Ini yang dalam sebulan terakhir ditemui Stella Azasya di sejumlah situs lowongan kerja. Perempuan yang berprofesi sebagai penulis kreatif di sebuah media online itu mengaku satu dari tiga iklan kesempatan kerja yang dia baca berisi persyaratan dan tugas yang terlalu luas.

Misalnya, untuk posisi Copywriter di salah satu perusahaan, kandidat selayaknya mendemonstrasikan kemampuan untuk mengurus media sosial dan optimalisasi SEO (Search Engine Optimization). Padahal, ada profesi sebagai Social Media Manager dan SEO Specialist yang mempunyai tugas berbeda.  
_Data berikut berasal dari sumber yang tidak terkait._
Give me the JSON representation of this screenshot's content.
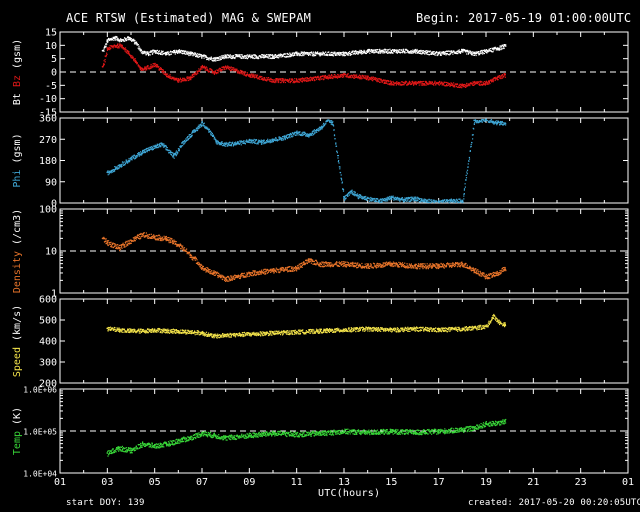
{
  "header": {
    "title": "ACE RTSW (Estimated) MAG & SWEPAM",
    "begin": "Begin: 2017-05-19 01:00:00UTC"
  },
  "footer": {
    "start_doy": "start DOY: 139",
    "created": "created: 2017-05-20 00:20:05UTC"
  },
  "colors": {
    "bt": "#ffffff",
    "bz": "#e01818",
    "phi": "#3fa7d6",
    "density": "#e8742a",
    "speed": "#f2e24a",
    "temp": "#39d739",
    "axis": "#ffffff",
    "background": "#000000"
  },
  "chart_data": [
    {
      "type": "scatter",
      "ylabel_parts": [
        {
          "text": "Bt",
          "color": "#ffffff"
        },
        {
          "text": " ",
          "color": "#ffffff"
        },
        {
          "text": "Bz",
          "color": "#e01818"
        },
        {
          "text": " (gsm)",
          "color": "#ffffff"
        }
      ],
      "yticks": [
        "15",
        "10",
        "5",
        "0",
        "-5",
        "-10",
        "-15"
      ],
      "ylim": [
        -15,
        15
      ],
      "dashed_ref": 0,
      "series": [
        {
          "name": "Bt",
          "color": "#ffffff",
          "x": [
            2.8,
            3.0,
            3.3,
            3.6,
            3.9,
            4.2,
            4.4,
            4.7,
            5.0,
            5.5,
            6.0,
            6.5,
            7.0,
            7.5,
            8.0,
            9.0,
            10.0,
            11.0,
            12.0,
            13.0,
            14.0,
            15.0,
            16.0,
            17.0,
            18.0,
            18.5,
            19.0,
            19.5,
            19.8
          ],
          "y": [
            8,
            12,
            13,
            12,
            13,
            11,
            8,
            7,
            8,
            7,
            8,
            7,
            6,
            5,
            6,
            6,
            6,
            7,
            7,
            7,
            8,
            8,
            8,
            7,
            8,
            7,
            8,
            9,
            10
          ]
        },
        {
          "name": "Bz",
          "color": "#e01818",
          "x": [
            2.8,
            3.0,
            3.3,
            3.6,
            3.9,
            4.2,
            4.4,
            4.7,
            5.0,
            5.5,
            6.0,
            6.5,
            7.0,
            7.5,
            8.0,
            9.0,
            10.0,
            11.0,
            12.0,
            13.0,
            14.0,
            15.0,
            16.0,
            17.0,
            18.0,
            18.5,
            19.0,
            19.5,
            19.8
          ],
          "y": [
            2,
            9,
            10,
            10,
            7,
            4,
            1,
            2,
            3,
            -1,
            -3,
            -2,
            2,
            0,
            2,
            -1,
            -3,
            -3,
            -2,
            -1,
            -2,
            -4,
            -4,
            -4,
            -5,
            -4,
            -4,
            -2,
            -1
          ]
        }
      ]
    },
    {
      "type": "scatter",
      "ylabel_parts": [
        {
          "text": "Phi",
          "color": "#3fa7d6"
        },
        {
          "text": " (gsm)",
          "color": "#ffffff"
        }
      ],
      "yticks": [
        "360",
        "270",
        "180",
        "90",
        "0"
      ],
      "ylim": [
        0,
        360
      ],
      "series": [
        {
          "name": "Phi",
          "color": "#3fa7d6",
          "x": [
            3.0,
            3.5,
            4.0,
            4.5,
            5.0,
            5.3,
            5.8,
            6.2,
            6.6,
            7.0,
            7.2,
            7.6,
            8.0,
            8.5,
            9.0,
            9.5,
            10.0,
            10.5,
            11.0,
            11.5,
            12.0,
            12.3,
            12.5,
            13.0,
            13.3,
            13.6,
            14.0,
            14.5,
            15.0,
            15.5,
            16.0,
            16.5,
            17.0,
            17.5,
            18.0,
            18.5,
            19.0,
            19.3,
            19.6,
            19.8
          ],
          "y": [
            130,
            160,
            190,
            220,
            240,
            250,
            200,
            260,
            300,
            340,
            320,
            260,
            250,
            255,
            265,
            260,
            270,
            280,
            300,
            290,
            320,
            350,
            340,
            20,
            50,
            30,
            20,
            10,
            25,
            15,
            20,
            10,
            5,
            10,
            10,
            350,
            355,
            345,
            340,
            338
          ]
        }
      ]
    },
    {
      "type": "scatter",
      "ylabel_parts": [
        {
          "text": "Density",
          "color": "#e8742a"
        },
        {
          "text": " (/cm3)",
          "color": "#ffffff"
        }
      ],
      "yscale": "log",
      "yticks": [
        "100",
        "10",
        "1"
      ],
      "ylim": [
        1,
        100
      ],
      "dashed_ref": 10,
      "series": [
        {
          "name": "Density",
          "color": "#e8742a",
          "x": [
            2.8,
            3.0,
            3.5,
            4.0,
            4.5,
            5.0,
            5.5,
            6.0,
            6.5,
            7.0,
            7.5,
            8.0,
            8.5,
            9.0,
            10.0,
            11.0,
            11.5,
            12.0,
            13.0,
            14.0,
            15.0,
            16.0,
            17.0,
            18.0,
            18.5,
            19.0,
            19.5,
            19.8
          ],
          "y": [
            20,
            16,
            12,
            18,
            25,
            22,
            20,
            14,
            8,
            4,
            3,
            2.2,
            2.5,
            3,
            3.5,
            4,
            6,
            5,
            5,
            4.5,
            5,
            4.5,
            4.5,
            5,
            3.5,
            2.5,
            3,
            4
          ]
        }
      ]
    },
    {
      "type": "scatter",
      "ylabel_parts": [
        {
          "text": "Speed",
          "color": "#f2e24a"
        },
        {
          "text": " (km/s)",
          "color": "#ffffff"
        }
      ],
      "yticks": [
        "600",
        "500",
        "400",
        "300",
        "200"
      ],
      "ylim": [
        200,
        600
      ],
      "series": [
        {
          "name": "Speed",
          "color": "#f2e24a",
          "x": [
            3.0,
            3.5,
            4.0,
            4.5,
            5.0,
            5.5,
            6.0,
            6.5,
            7.0,
            7.5,
            8.0,
            9.0,
            10.0,
            11.0,
            12.0,
            13.0,
            14.0,
            15.0,
            16.0,
            17.0,
            18.0,
            18.5,
            19.0,
            19.3,
            19.6,
            19.8
          ],
          "y": [
            460,
            455,
            450,
            450,
            455,
            450,
            448,
            445,
            440,
            425,
            430,
            435,
            440,
            445,
            450,
            455,
            460,
            455,
            460,
            455,
            460,
            465,
            470,
            520,
            485,
            480
          ]
        }
      ]
    },
    {
      "type": "scatter",
      "ylabel_parts": [
        {
          "text": "Temp",
          "color": "#39d739"
        },
        {
          "text": " (K)",
          "color": "#ffffff"
        }
      ],
      "yscale": "log",
      "yticks": [
        "1.0E+06",
        "1.0E+05",
        "1.0E+04"
      ],
      "ylim": [
        10000,
        1000000
      ],
      "dashed_ref": 100000,
      "series": [
        {
          "name": "Temp",
          "color": "#39d739",
          "x": [
            3.0,
            3.5,
            4.0,
            4.5,
            5.0,
            5.5,
            6.0,
            6.5,
            7.0,
            7.5,
            8.0,
            9.0,
            10.0,
            11.0,
            12.0,
            13.0,
            14.0,
            15.0,
            16.0,
            17.0,
            18.0,
            18.5,
            19.0,
            19.5,
            19.8
          ],
          "y": [
            30000,
            40000,
            35000,
            50000,
            45000,
            50000,
            60000,
            70000,
            90000,
            80000,
            70000,
            80000,
            90000,
            85000,
            90000,
            100000,
            95000,
            100000,
            95000,
            100000,
            110000,
            120000,
            150000,
            160000,
            170000
          ]
        }
      ]
    }
  ],
  "xaxis": {
    "label": "UTC(hours)",
    "ticks": [
      "01",
      "03",
      "05",
      "07",
      "09",
      "11",
      "13",
      "15",
      "17",
      "19",
      "21",
      "23",
      "01"
    ],
    "range": [
      1,
      25
    ]
  }
}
Ada efek negatif dari lowongan pekerjaan dengan kualifikasi dan tanggung jawab terlalu luas. Antara lain adalah membuat kian banyak orang enggan melamar dan menciptakan citra buruk terhadap organisasi yang memberi kerja. 

Berdasarkan survei pada 2014 yang diterbitkan Harvard Business Review, sebanyak 46,4 persen laki-laki dan 40,6 persen perempuan tak mau memasukkan lamaran jika mereka percaya tak bisa memenuhi kualifikasi. Artinya, semakin terlalu luas kualifikasi yang diinginkan, potensi semakin sedikit yang mendaftar lebih besar. 
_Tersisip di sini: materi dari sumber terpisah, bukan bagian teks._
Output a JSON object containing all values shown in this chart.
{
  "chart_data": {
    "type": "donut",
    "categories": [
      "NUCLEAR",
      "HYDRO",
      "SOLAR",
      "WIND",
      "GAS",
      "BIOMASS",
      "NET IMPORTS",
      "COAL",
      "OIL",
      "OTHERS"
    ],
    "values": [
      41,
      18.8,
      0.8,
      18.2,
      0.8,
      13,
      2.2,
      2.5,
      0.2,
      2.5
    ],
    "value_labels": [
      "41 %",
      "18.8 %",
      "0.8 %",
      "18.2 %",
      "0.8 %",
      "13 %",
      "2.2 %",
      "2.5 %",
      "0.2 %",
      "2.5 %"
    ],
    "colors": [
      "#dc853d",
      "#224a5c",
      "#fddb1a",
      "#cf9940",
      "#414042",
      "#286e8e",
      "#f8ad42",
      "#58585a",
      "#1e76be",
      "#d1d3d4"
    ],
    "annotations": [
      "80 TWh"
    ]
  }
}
Saat bicara gender, lowongan kerja lebih berdampak terhadap perempuan ketimbang laki-laki. Hewlett Packard menemukan laki-laki akan mendaftarkan diri untuk sebuah posisi ketika yakin memenuhi 60 persen kualifikasi, sedangkan perempuan cenderung memastikan mereka 100 persen sesuai dengan persyaratan. Konsekuensinya tentu saja jumlah pekerja perempuan di suatu posisi bisa jomplang dibandingkan laki-laki.

Iklan

“Misalnya, fifty-fifty atau kebanyakan job desc aku enggak bisa, aku enggak akan apply walau role-nya Writer atau Copywriter,” kata Stella. “Takutnya kalau aku apply, yang mereka butuhkan aku enggak bisa provide. Aku akan apply kalau merasa bisa ngerjain itu.”

Tetapi, bahkan sebelum berbicara tentang kapabilitas melakukan pekerjaan ketika diterima, dia mengaku tetap mempertimbangkan kemungkinan tidak dipanggil wawancara, karena apa yang dia deskripsikan lewat resume tidak seluruhnya cocok dengan persyaratan. 
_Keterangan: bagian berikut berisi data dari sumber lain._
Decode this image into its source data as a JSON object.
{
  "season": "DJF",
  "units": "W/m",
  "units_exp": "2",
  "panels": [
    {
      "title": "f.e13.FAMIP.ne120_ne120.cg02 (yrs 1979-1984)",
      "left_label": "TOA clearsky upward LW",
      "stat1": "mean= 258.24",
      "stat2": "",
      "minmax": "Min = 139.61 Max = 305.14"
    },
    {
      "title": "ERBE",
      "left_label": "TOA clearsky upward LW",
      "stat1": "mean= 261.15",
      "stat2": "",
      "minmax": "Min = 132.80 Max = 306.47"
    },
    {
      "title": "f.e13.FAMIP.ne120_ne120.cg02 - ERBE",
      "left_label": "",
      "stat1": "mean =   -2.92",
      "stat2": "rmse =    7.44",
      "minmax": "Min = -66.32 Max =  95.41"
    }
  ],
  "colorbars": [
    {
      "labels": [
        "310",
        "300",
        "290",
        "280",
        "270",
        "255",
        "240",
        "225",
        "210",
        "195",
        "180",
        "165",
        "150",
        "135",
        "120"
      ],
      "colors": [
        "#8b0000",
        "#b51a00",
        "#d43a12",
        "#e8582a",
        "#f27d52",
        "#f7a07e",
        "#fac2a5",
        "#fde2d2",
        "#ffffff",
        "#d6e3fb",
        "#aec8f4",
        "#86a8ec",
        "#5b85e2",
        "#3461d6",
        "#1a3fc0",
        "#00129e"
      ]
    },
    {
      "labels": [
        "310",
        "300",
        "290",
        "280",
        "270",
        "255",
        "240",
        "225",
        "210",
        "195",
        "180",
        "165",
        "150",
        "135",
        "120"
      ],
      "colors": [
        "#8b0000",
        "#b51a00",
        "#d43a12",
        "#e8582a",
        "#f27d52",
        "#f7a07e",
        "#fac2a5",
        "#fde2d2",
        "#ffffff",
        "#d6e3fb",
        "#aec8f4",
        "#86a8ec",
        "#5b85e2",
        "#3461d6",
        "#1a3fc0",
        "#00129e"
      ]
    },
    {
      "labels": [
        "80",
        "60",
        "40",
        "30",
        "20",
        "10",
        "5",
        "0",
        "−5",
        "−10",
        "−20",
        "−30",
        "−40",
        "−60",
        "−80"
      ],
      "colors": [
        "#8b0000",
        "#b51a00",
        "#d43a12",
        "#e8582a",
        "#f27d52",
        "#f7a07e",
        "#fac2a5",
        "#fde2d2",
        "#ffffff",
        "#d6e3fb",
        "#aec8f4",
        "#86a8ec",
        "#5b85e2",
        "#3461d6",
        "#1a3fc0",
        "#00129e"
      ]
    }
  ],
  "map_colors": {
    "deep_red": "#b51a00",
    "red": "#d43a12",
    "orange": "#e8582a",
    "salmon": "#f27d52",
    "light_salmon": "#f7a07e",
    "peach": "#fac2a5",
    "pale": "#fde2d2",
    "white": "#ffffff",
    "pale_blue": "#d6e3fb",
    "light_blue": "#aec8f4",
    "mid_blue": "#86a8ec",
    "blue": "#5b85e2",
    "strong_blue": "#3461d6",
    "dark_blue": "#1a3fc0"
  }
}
“Jadi, pas aku apply, aku bisa prediksi aku akan dipanggil [wawancara] atau enggak,” lanjutnya.

Cindy pun punya keyakinan yang sama. “Kalau katakanlah dari lima persyaratan gue enggak bisa memenuhi dua aja, gue langsung skip karena pasti percuma ngasih lamaran, enggak akan diundang interviu juga. Apalagi kalau yang dicari kudu bisa ini-itu, yang menurut gue gila, elo bisa kasih gaji berapa? Kerjaan dua atau tiga orang, tapi elo mau digarap satu orang aja,” ujarnya.

Bagi pencari kerja, Samuel mendorong agar mereka tidak putus asa ketika mendapati diri berada dalam situasi ini. Pilihannya adalah antara tetap percaya diri untuk melamar atau mencari lowongan lain. Tidak diterima oleh suatu entitas pemberi kerja tidak lantas menjadikan seseorang sebagai manusia gagal.

“Kalau kamu cari kerja, kalau enggak lolos juga enggak apa-apa lho,” kata dia. “Bisa jadi karena memang enggak cocok.”

Sementar untuk praktisi HRD lain agar terhindar dari olok-olok netizen karena dianggap mencari calon karyawan palugada (atau malah diejek “pencari romusha”), Samuel menyarankan perlunya memperluas wawasan dan meningkatkan komunikasi dengan user.

“Dia harus paham dulu apa yang dicari sama user, baru dia bisa bilang ‘iya ada orang kayak gitu gue bisa cariin’ atau ‘enggak, elo ngawur, enggak ada manusia sehebat itu’,” tandasnya.